Would this, as Wellen asks in a slightly different context, “conflict with the collegial ethos and the logic of collective provision which is a hallmark of the academic commons.” Noting that some liberal arts fields are already squawking about the threat to “ heterodox fields or niche areas” that can’t pony up authors fees, he adds, “The [social science and humanities] community is less concerned about boosting research productivity than it is about avoiding a pattern of publishing reform in which the market would dictate scholarly priorities and resources would be managed in a way that upsets the level playing field between more and less affluent disciplines.”
Compare that with this statement: “Consumers have more than enough choice,” the chief operating office of 21st Century Fox recently said. “The priority should shift from quantity to quality. We’d rather have a bouquet of great channels than acres of mediocre channels.” Is that where academic unbundling could lead?

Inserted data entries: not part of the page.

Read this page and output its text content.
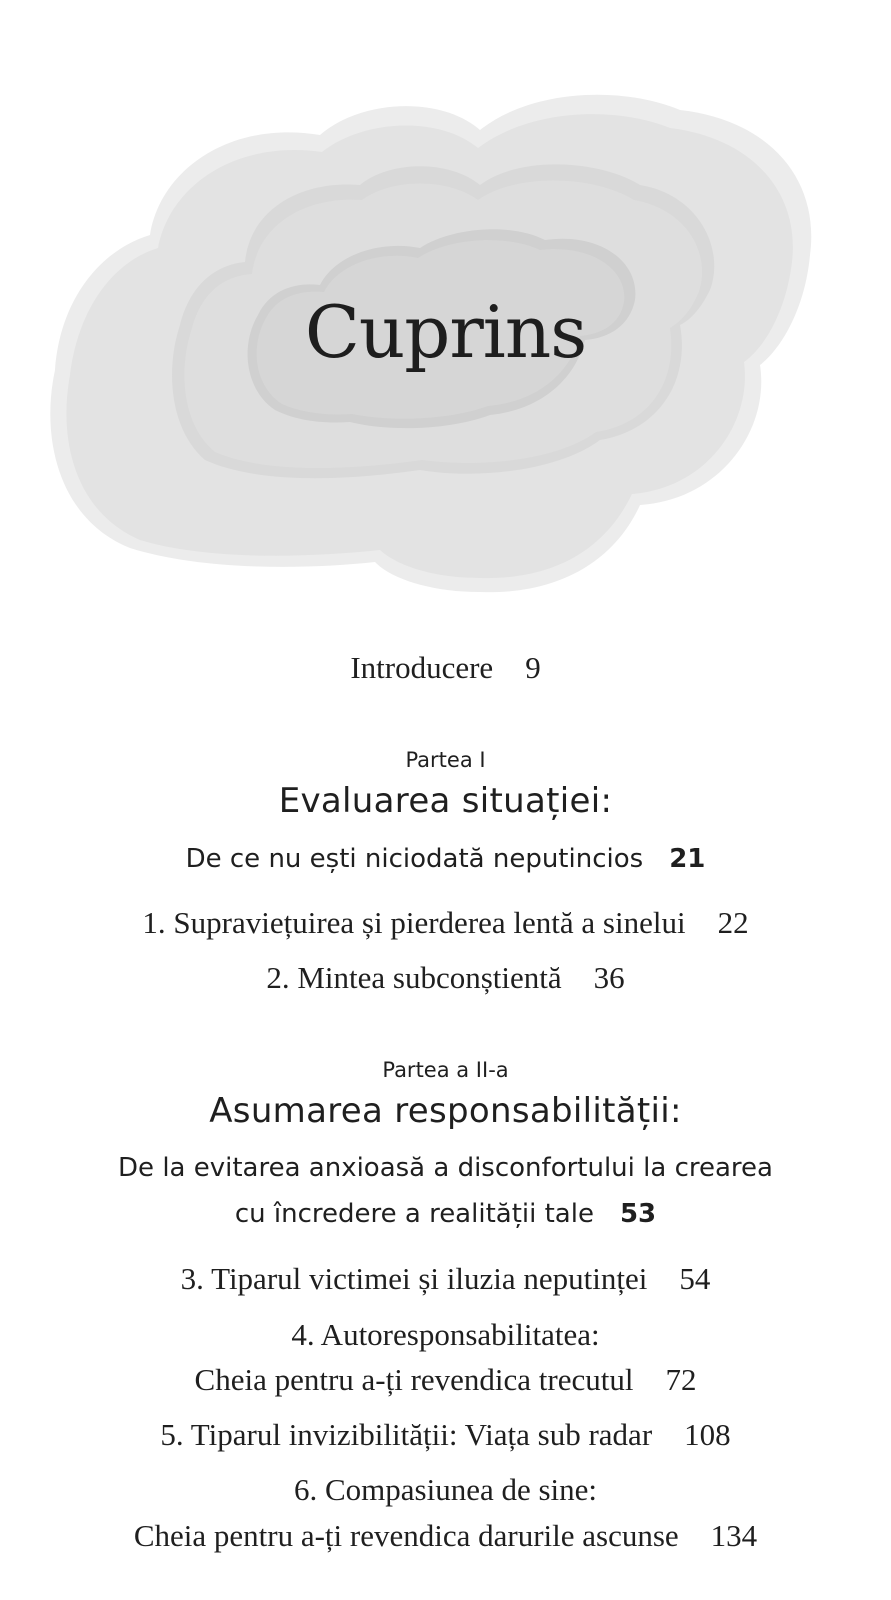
Cuprins
Introducere 9
Partea I
Evaluarea situației:
De ce nu ești niciodată neputincios 21
1. Supraviețuirea și pierderea lentă a sinelui 22
2. Mintea subconștientă 36
Partea a II-a
Asumarea responsabilității:
De la evitarea anxioasă a disconfortului la crearea
cu încredere a realității tale 53
3. Tiparul victimei și iluzia neputinței 54
4. Autoresponsabilitatea:
Cheia pentru a-ți revendica trecutul 72
5. Tiparul invizibilității: Viața sub radar 108
6. Compasiunea de sine:
Cheia pentru a-ți revendica darurile ascunse 134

Wellen’s article itself appears in SAGE Open, an open-access journal produced by Pacific Standard’s biggest benefactor, SAGE Publications. (As such his “author publication charge”—the fee open-access journals assess for publishing an article—would have been $99.) SAGE Open is dubbed a megajournal, alongside similarly placed online publications like Scientific Reports, Springer Plus, or perhaps the best known one, PLoS One, which all accept a wide range of academic papers from almost all disciplines, straddling the distinction between an archive and a journal.
As Wellen explains in his paper, “Megajournals accept articles for publication based on a simplified threshold while the peer review process is accelerated, screening only for accuracy, validity and scientific soundness rather than novelty or importance.” While at first blush this might seem daft—what publisher would forgo novelty or importanc?—the pursuit of those very traits has created a lot of questionable research in pursuit of fame and citations. Citing PLoS One specifically, Wellen writes, “Its publishers assume that relevance and importance can best be judged after publication, especially since reliable methods for aggregating informal assessment are already flourishing.” These measuring systems, such as “altmetrics,” in part use traffic and engagement statistics that wouldn’t be unfamiliar to any website.
In an open access world, if a sociology paper appears in a journal and no one downloads it, was it published at all?